Choi explained to ABCNews's "Nightline" programme that she was motivated partly by the feeling that her eyes were never large enough, and partly out of a desire to begin afresh after coming out of an abusive relationship.
"I used to even get made fun of when I was little for having 'Asian eyes'," Choi told Nightline.
Interestingly, she admitted to feeling some regret immediately after having her surgery in Seoul.
"I've never gone through childbirth so I don't know what that kind of pain is like, but I feel like that this is the most pain that I have ever experienced in my life," she said.
"I just feel like I sinned. I feel like I'm hearing God say, 'Sweetheart why would you do this? I made you perfect.' That's just the voice I kept hearing."
But several months down the road, she feels happy with her choice and says it has given her a "new outlook on life".
"I love it. I feel softer. I feel more feminine. I have more confidence," she said.
"I really believed that death would have been better during those first few days of recovery, but it was well worth it.
"It's really been a sort of reflection of what transformation has been going on in the inside of me, and a lot of that is because I feel physically more attractive, and there is value to that."
There is some discussion among Christians as to whether plastic surgery is wrong. Writing in the Christian Research Journal in 2010, reconstructive surgeon Richard J Poupard suggested Christians should be "discerning" and that in some circumstances, particularly medical, it could be justified.
"We should be careful if our motivations for surgery are principally to increase our self-esteem. The evidence shows the long-term effects of cosmetic surgery are not universally positive, and we should be esteemed not based on our own image, but the image of the God who created us and died for us," he cautioned.
"Second, we should consider whether our goal for surgery is to normalise our appearance or to enhance our bodies to approximate a perfect ideal. If cosmetic perfection to increase the attention others give us is our motivation, we may not be adhering to the principle of biblical modesty.
"Last, surgical enhancement supports the idea that our bodies are ours to modify without limit."
John Piper has also commented on the issue after confused Christians got in touch with him asking for some theological clarification.
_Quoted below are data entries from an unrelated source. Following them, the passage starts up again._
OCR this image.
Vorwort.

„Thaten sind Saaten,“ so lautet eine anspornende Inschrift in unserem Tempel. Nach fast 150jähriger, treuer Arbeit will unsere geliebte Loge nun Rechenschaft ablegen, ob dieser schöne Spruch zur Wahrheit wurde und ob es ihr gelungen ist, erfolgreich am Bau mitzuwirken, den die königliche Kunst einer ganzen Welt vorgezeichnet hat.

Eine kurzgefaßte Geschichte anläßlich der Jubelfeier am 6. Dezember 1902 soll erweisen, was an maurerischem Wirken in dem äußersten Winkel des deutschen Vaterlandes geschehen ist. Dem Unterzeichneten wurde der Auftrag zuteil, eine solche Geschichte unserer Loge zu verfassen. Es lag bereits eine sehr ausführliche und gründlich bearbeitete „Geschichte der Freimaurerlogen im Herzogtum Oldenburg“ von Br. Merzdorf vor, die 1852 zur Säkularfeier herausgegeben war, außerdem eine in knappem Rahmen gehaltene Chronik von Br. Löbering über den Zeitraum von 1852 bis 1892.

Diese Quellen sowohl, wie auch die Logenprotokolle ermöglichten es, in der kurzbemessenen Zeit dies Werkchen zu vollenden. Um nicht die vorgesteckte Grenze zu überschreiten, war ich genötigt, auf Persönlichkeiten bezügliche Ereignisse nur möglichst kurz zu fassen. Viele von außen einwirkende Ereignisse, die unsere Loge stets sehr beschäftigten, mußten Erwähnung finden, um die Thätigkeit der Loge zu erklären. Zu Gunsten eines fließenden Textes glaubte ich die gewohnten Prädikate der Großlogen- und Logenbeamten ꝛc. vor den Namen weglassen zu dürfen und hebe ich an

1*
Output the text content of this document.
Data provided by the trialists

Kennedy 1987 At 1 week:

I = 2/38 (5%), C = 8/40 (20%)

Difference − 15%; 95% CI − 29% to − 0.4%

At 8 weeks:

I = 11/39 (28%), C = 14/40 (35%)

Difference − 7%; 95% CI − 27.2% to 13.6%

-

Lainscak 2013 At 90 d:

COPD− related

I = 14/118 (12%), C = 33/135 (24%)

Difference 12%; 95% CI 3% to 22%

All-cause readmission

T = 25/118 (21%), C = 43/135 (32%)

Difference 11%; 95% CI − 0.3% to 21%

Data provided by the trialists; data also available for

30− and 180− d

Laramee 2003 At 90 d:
Discussing the issue of physical beauty on his Desiring God website last October, the theologian and pastor said the best approach was to find the "middle way between idolising the body and neglecting the body".
He used 1 Corinthians 6:19 to offer five guiding principles to Christians in how they understand their relationship to the physical body:
- God is in your body
- God put God in your body
- Your body does not belong to you
- Your body was bought by the blood of Jesus
- You exist in the body to make God look glorious
"It means use your body in a way that shows that your body is not your god, use your body in a way that shows your God is more precious than your body," he said.
"We need to give enough attention to our bodies so that we keep them fit for Christ and serviceable in his cause."
Piper also pointed people to 1 Peter 3.3-4 in which Peter teaches the church to make their adornments internal rather than external.
"I don't think Christians should be very impressed with our bodies ... Ninety-eight per cent of the people in the world look ordinary and if they don't look ordinary now they're going to look ordinary real soon," he said.
"They're going to get wrinkled, they're going to get old, and everything they worked for is going to go away. And the most voluptuous female body you have ever seen in your life is going to be ashen faced in a coffin before she knows it and then where will be all the investments in that temporary outward beauty?"